Kerry: Not trying diplomacy on an issue we’ve been diplomatically pursuing for ten years would be malpractice, or something
posted at 4:41 pm on October 3, 2013 by Ed Morrissey
John Kerry and Chuck Hagel want to reassure Israelis and Americans who express concern over Barack Obama’s sudden pursuit of personal diplomacy with Iran. They have no intention of forging an agreement with Hassan Rouhani simply on the basis of Iranian promises, but intend on forcing Tehran to meet concrete commitments to disarmament with real consequences for defiance. You know, just like we did in Syria.

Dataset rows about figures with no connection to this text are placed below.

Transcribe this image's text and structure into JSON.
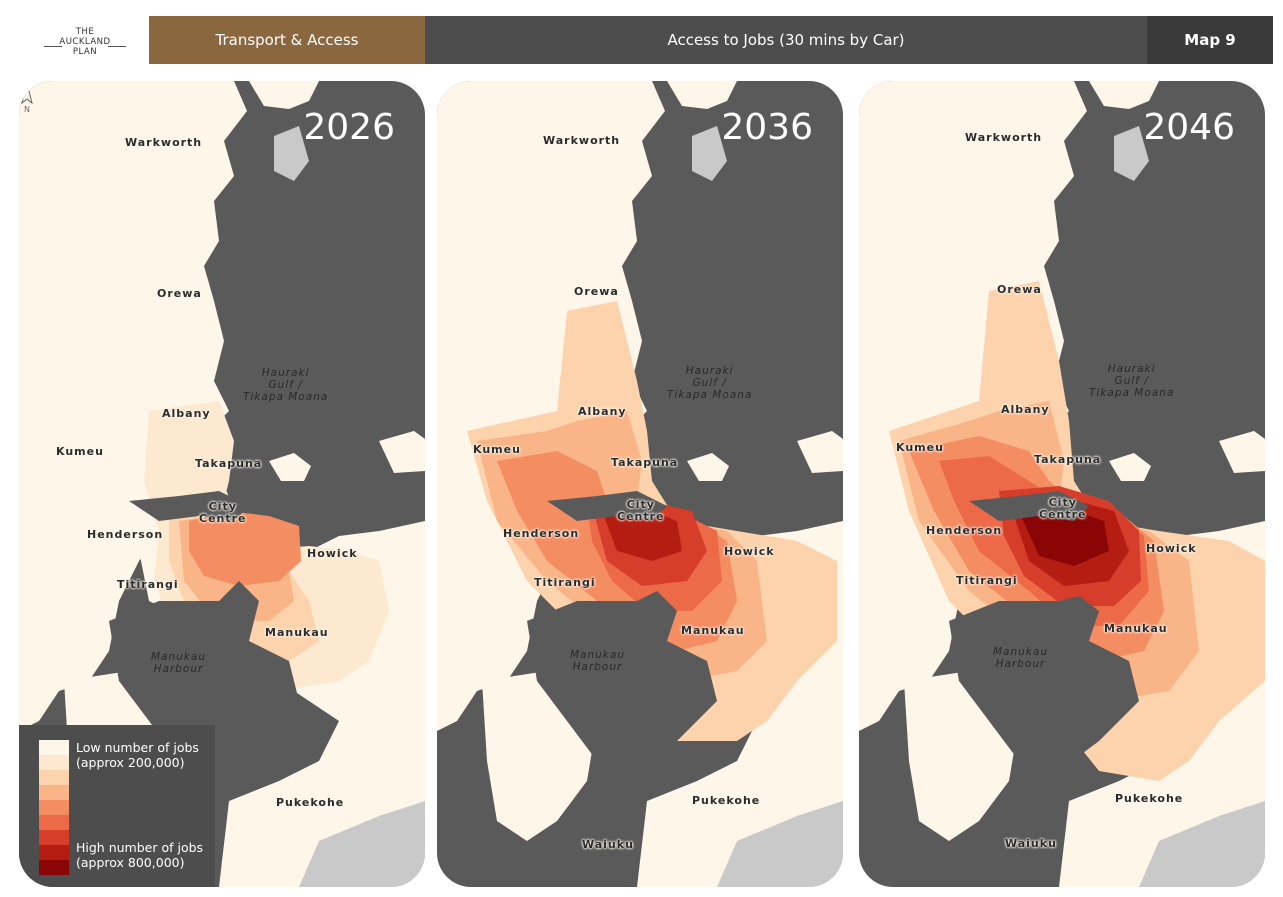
{
  "logo": {
    "line1": "THE",
    "line2": "AUCKLAND",
    "line3": "PLAN"
  },
  "header": {
    "theme": "Transport & Access",
    "title": "Access to Jobs (30 mins by Car)",
    "map_number": "Map 9"
  },
  "colors": {
    "theme_bar": "#8a673f",
    "title_bar": "#4d4d4d",
    "water": "#5a5a5a",
    "land": "#fff6ea",
    "scale": [
      "#fff6ea",
      "#fde8d0",
      "#fcd3ac",
      "#f9b588",
      "#f58d63",
      "#ec6a48",
      "#d63d2a",
      "#b51d12",
      "#8a0606"
    ]
  },
  "legend": {
    "low_label": "Low number of jobs",
    "low_value": "(approx 200,000)",
    "high_label": "High number of jobs",
    "high_value": "(approx 800,000)"
  },
  "north_label": "N",
  "panels": [
    {
      "year": "2026",
      "places": {
        "warkworth": "Warkworth",
        "orewa": "Orewa",
        "albany": "Albany",
        "kumeu": "Kumeu",
        "takapuna": "Takapuna",
        "city_centre": "City\nCentre",
        "henderson": "Henderson",
        "howick": "Howick",
        "titirangi": "Titirangi",
        "manukau": "Manukau",
        "pukekohe": "Pukekohe"
      },
      "water_labels": {
        "gulf": "Hauraki\nGulf /\nTikapa Moana",
        "harbour": "Manukau\nHarbour"
      },
      "access_level": "low"
    },
    {
      "year": "2036",
      "places": {
        "warkworth": "Warkworth",
        "orewa": "Orewa",
        "albany": "Albany",
        "kumeu": "Kumeu",
        "takapuna": "Takapuna",
        "city_centre": "City\nCentre",
        "henderson": "Henderson",
        "howick": "Howick",
        "titirangi": "Titirangi",
        "manukau": "Manukau",
        "pukekohe": "Pukekohe",
        "waiuku": "Waiuku"
      },
      "water_labels": {
        "gulf": "Hauraki\nGulf /\nTikapa Moana",
        "harbour": "Manukau\nHarbour"
      },
      "access_level": "medium"
    },
    {
      "year": "2046",
      "places": {
        "warkworth": "Warkworth",
        "orewa": "Orewa",
        "albany": "Albany",
        "kumeu": "Kumeu",
        "takapuna": "Takapuna",
        "city_centre": "City\nCentre",
        "henderson": "Henderson",
        "howick": "Howick",
        "titirangi": "Titirangi",
        "manukau": "Manukau",
        "pukekohe": "Pukekohe",
        "waiuku": "Waiuku"
      },
      "water_labels": {
        "gulf": "Hauraki\nGulf /\nTikapa Moana",
        "harbour": "Manukau\nHarbour"
      },
      "access_level": "high"
    }
  ]
}
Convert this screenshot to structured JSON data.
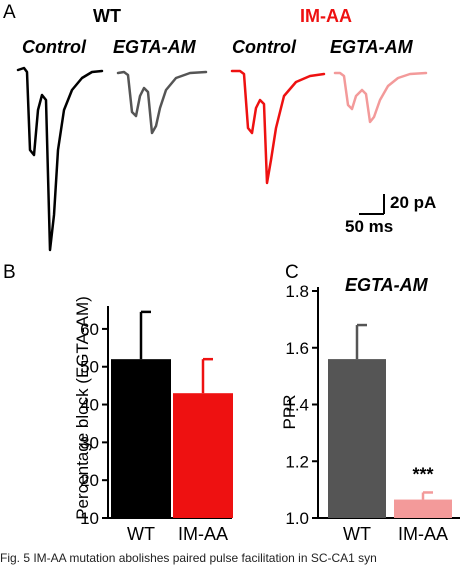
{
  "panel_a": {
    "letter": "A",
    "groups": [
      {
        "label": "WT",
        "color": "#000000"
      },
      {
        "label": "IM-AA",
        "color": "#ee1111"
      }
    ],
    "conditions": [
      "Control",
      "EGTA-AM",
      "Control",
      "EGTA-AM"
    ],
    "trace_colors": [
      "#000000",
      "#555555",
      "#ee1111",
      "#f39a9a"
    ],
    "scale_bar": {
      "amplitude": "20 pA",
      "time": "50 ms"
    }
  },
  "chart_data": [
    {
      "panel": "B",
      "type": "bar",
      "ylabel": "Percentage block (EGTA-AM)",
      "categories": [
        "WT",
        "IM-AA"
      ],
      "values": [
        52,
        43
      ],
      "errors": [
        12.5,
        9
      ],
      "colors": [
        "#000000",
        "#ee1111"
      ],
      "ylim": [
        10,
        65
      ],
      "yticks": [
        "10",
        "20",
        "30",
        "40",
        "50",
        "60"
      ]
    },
    {
      "panel": "C",
      "type": "bar",
      "title": "EGTA-AM",
      "ylabel": "PPR",
      "categories": [
        "WT",
        "IM-AA"
      ],
      "values": [
        1.56,
        1.065
      ],
      "errors": [
        0.12,
        0.025
      ],
      "colors": [
        "#555555",
        "#f39a9a"
      ],
      "ylim": [
        1.0,
        1.8
      ],
      "yticks": [
        "1.0",
        "1.2",
        "1.4",
        "1.6",
        "1.8"
      ],
      "annotation": "***"
    }
  ],
  "caption": "Fig. 5 IM-AA mutation abolishes paired pulse facilitation in SC-CA1 syn"
}
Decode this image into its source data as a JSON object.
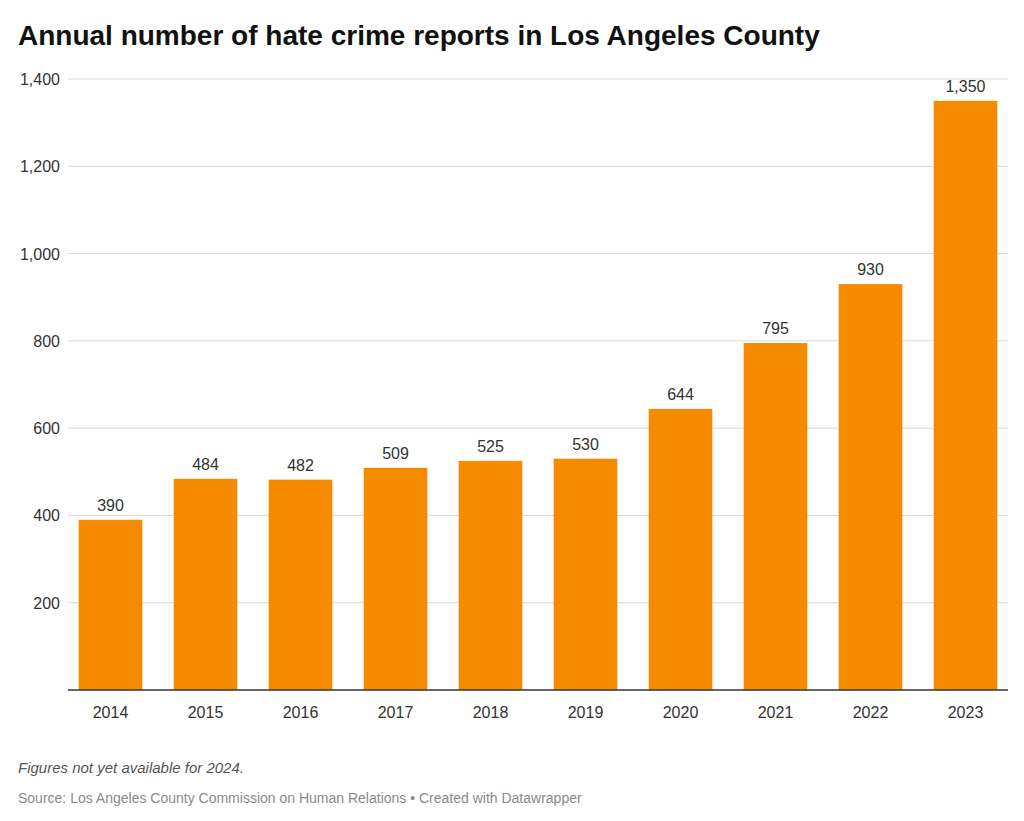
{
  "chart_data": {
    "type": "bar",
    "title": "Annual number of hate crime reports in Los Angeles County",
    "categories": [
      "2014",
      "2015",
      "2016",
      "2017",
      "2018",
      "2019",
      "2020",
      "2021",
      "2022",
      "2023"
    ],
    "values": [
      390,
      484,
      482,
      509,
      525,
      530,
      644,
      795,
      930,
      1350
    ],
    "value_labels": [
      "390",
      "484",
      "482",
      "509",
      "525",
      "530",
      "644",
      "795",
      "930",
      "1,350"
    ],
    "color": "#f68b00",
    "ylim": [
      0,
      1400
    ],
    "yticks": [
      200,
      400,
      600,
      800,
      {
        "value": 1000,
        "label": "1,000"
      },
      {
        "value": 1200,
        "label": "1,200"
      },
      {
        "value": 1400,
        "label": "1,400"
      }
    ],
    "grid": true,
    "data_labels": true,
    "notes": "Figures not yet available for 2024.",
    "source": "Source: Los Angeles County Commission on Human Relations • Created with Datawrapper"
  }
}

Rapprochement with Iran won’t come at the expense of Israel’s security or its relationship with the United States, top Obama administration officials said Thursday, but they added that it would be “diplomatic malpractice” not to explore whether Iran’s nuclear program can be defused peacefully.
The forceful defense of engagement made by Defense Secretary Chuck Hagel and Secretary of State John F. Kerry during a visit here with their Japanese counterparts was the first high-level U.S. answer to a blistering rebuke delivered Tuesday by Israeli Prime Minister Benjamin Netanyahu. The Israeli leader warned that the West is being fooled by the new, friendlier face of Iranian leadership that is being offered by President Hassan Rouhani.
“I did not interpret Prime Minister Netanyahu’s comments as suggesting that we are being played somehow for suckers,” Kerry said. “I understood it to be a warning: Don’t be played.”
That’s only because Kerry is as adept at listening as he is at bargaining. Barack Obama cited a fictitious fatwa from Ali Khameini as a sign of Iranian reasonableness, which means we’re already getting played. Rouhani himself is bragging about rejecting Obama’s calls five times before deigning to take his call, which isn’t exactly a sign that Iran enters these negotiations with a great deal of fear over American negotiations:
“Before my trip (to New York), the Americans had sent 5 messages to arrange a meeting between me and Obama, but I turned them down.”
“Then they raised a plan for a brief meeting, but I didn’t agree (with it) much; we didn’t disagree with (the idea to have) a meeting, but its grounds weren’t prepared.”
Besides, Kerry’s formulation is absurd in its literal sense as well as figurative sense. We’ve been pursuing diplomacy since 2003, when the Iranian nuclear program got exposed. Our European allies, who also happen to be big commercial partners with Iran, have pushed the P5+1 framework with our cooperation and participation. Rouhani may or may not offer a new approach from the Iranian side, but the P5+1 has always pushed for normalization and an end to sanctions as a trade-off for an honest accounting of and an end to their pursuit of nuclear weapons. It’s not as if American participation in that process has been a secret.